Is it true that people can actually grieve over lost money, houses, and jobs? Yes, and here’s why: any kind of loss – can trigger a grief reaction. Think back to when you lost something important to you. Maybe it was your money, a relationship, a house, or your dear one. You must have experienced any of these emotions.

Anger

Yearning

Sadness

Guilt/self-reproach

Anxiety

Restlessness

Shock

Social withdrawal

Crying

Loneliness

Confusion

Appetite disturbances or sleep

Absentmindedness

This is just a partial list of the thoughts, behaviors, and feelings that are a part of the grieving process. If you recall living with some of these when you had a loss, you were likely going through grief.

1. ACCEPTANCE

Accept the reality that this financial loss has really happened to you. As it helps to numb you against pain. It’s time to intentionally assess its reality and accept its situation. Don’t resist. This does not mean to give up. But it does mean to acknowledge both your fact and the emotions that you have experienced financial loss rather than going through grief. It’s better to go with the river current than fighting to swim against the current.

SEE WHAT YOU CAN LEARN:

Learn from your mistakes and take a lesson. There’s a lesson in everything. Maybe you are not good at making financial decisions. Maybe your value system was overly focused on material things. So, try to make yourself perfect in making a financial decision, if you are not perfect in that. You have to become a better trader and perhaps, ultimately, a richer one.

PRACTICE TO BUILD CONFIDENCE:

It is very common or we can say it’s human nature to lose your confidence after a big loss. Your mind may not feel right to start trading again. Not having a clear mind can cause panic, depression, dilemma, and aggressiveness. None of these are good. The better way to bounce back is to take a step back, and trade in a demo account for a couple of days. In a demo account, you are not bothered about financial aspect and there is less pressure in a demo account (no real money) so it is convenient to just focus on trading.

WRITE ABOUT INCIDENTS WHEN YOU HAD NEGATIVE EMOTIONS.
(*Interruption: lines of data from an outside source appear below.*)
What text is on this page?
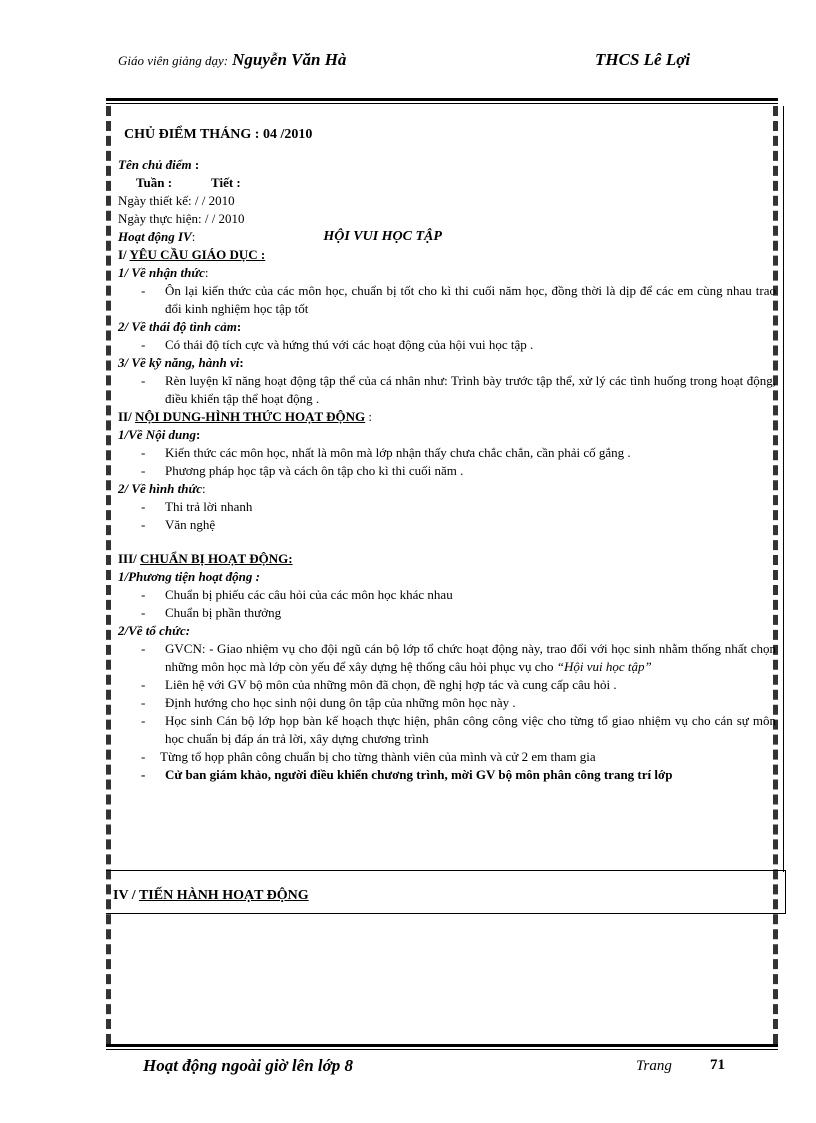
Giáo viên giảng dạy: Nguyễn Văn Hà	THCS Lê Lợi

CHỦ ĐIỂM THÁNG : 04 /2010

Tên chủ điểm :

Tuần :	Tiết :

Ngày thiết kế: / / 2010

Ngày thực hiện: / / 2010

Hoạt động IV:	HỘI VUI HỌC TẬP

I/ YÊU CẦU GIÁO DỤC :

1/ Về nhận thức:

- Ôn lại kiến thức của các môn học, chuẩn bị tốt cho kì thi cuối năm học, đồng thời là dịp để các em cùng nhau trao đổi kinh nghiệm học tập tốt

2/ Về thái độ tình cảm:

- Có thái độ tích cực và hứng thú với các hoạt động của hội vui học tập .

3/ Về kỹ năng, hành vi:

- Rèn luyện kĩ năng hoạt động tập thể của cá nhân như: Trình bày trước tập thể, xử lý các tình huống trong hoạt động, điều khiển tập thể hoạt động .

II/ NỘI DUNG-HÌNH THỨC HOẠT ĐỘNG :

1/Về Nội dung:

- Kiến thức các môn học, nhất là môn mà lớp nhận thấy chưa chắc chắn, cần phải cố gắng .

- Phương pháp học tập và cách ôn tập cho kì thi cuối năm .

2/ Về hình thức:

- Thi trả lời nhanh

- Văn nghệ

III/ CHUẨN BỊ HOẠT ĐỘNG:

1/Phương tiện hoạt động :

- Chuẩn bị phiếu các câu hỏi của các môn học khác nhau

- Chuẩn bị phần thưởng

2/Về tổ chức:

- GVCN: - Giao nhiệm vụ cho đội ngũ cán bộ lớp tổ chức hoạt động này, trao đổi với học sinh nhằm thống nhất chọn những môn học mà lớp còn yếu để xây dựng hệ thống câu hỏi phục vụ cho “Hội vui học tập”

- Liên hệ với GV bộ môn của những môn đã chọn, đề nghị hợp tác và cung cấp câu hỏi .

- Định hướng cho học sinh nội dung ôn tập của những môn học này .

- Học sinh Cán bộ lớp họp bàn kế hoạch thực hiện, phân công công việc cho từng tổ giao nhiệm vụ cho cán sự môn học chuẩn bị đáp án trả lời, xây dựng chương trình

- Từng tổ họp phân công chuẩn bị cho từng thành viên của mình và cử 2 em tham gia

- Cử ban giám khảo, người điều khiển chương trình, mời GV bộ môn phân công trang trí lớp

IV / TIẾN HÀNH HOẠT ĐỘNG
Hoạt động ngoài giờ lên lớp 8	Trang	71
Identify incidents during trading when you experienced negative emotions. These might include disappointment, fear, embarrassment, guilt, shame, frustration, or disgust. If any of these thoughts seem excess then write in down. If you think you will be a big loser after losing money then that is a bad reaction to everyday occurrences that can block your positive and productive thinking.

CREATE A “LIBRARY” FULL OF POSITIVE THOUGHTS.

Building and maintaining a positive thought can help you be more resilient to negative life events. Spend at least 20 minutes every day to listen, view, or read to something motivational or inspirational. If you do this regularly, you’ll have those feelings and thoughts ready at hand (or rather, ready to mind) when events don’t go exactly the way you’d prefer.

BACK TO LIVE TRADING:

A few winning trades over a couple of days on a demo account will create a positive attitude towards Forex trading and can improve your confidence level gradually. With positive attitude and good confidence level, you will be in position to start Forex trading again with real money. After a big loss, start with small lot size. It is not advisable to open same lot size you were trading before. So, on the first day back, open a small lot size to analyze your strategy. A small profit with a small lot size will surely increase your confidence level and it will create a positive attitude towards Forex trading, and you can increase your lot size the next day. If you have a losing week, losing on small lot sizes is much easy to manage than another losing week on big lot sizes. Traders usually try to rush back into live trading after a big loss when they actually need time to improve their trading skills. They ended up losing more. Bouncing back from a losing trade is about focusing on what went wrong, it’s about heading towards basics and implementing a strategy well, it’s not about making money fastly.

Bouncing back after a financial loss may not mean getting your asset or money replaced, but it does mean learning to thrive and survive during a bad time. Will you take this as a defeat or opportunity?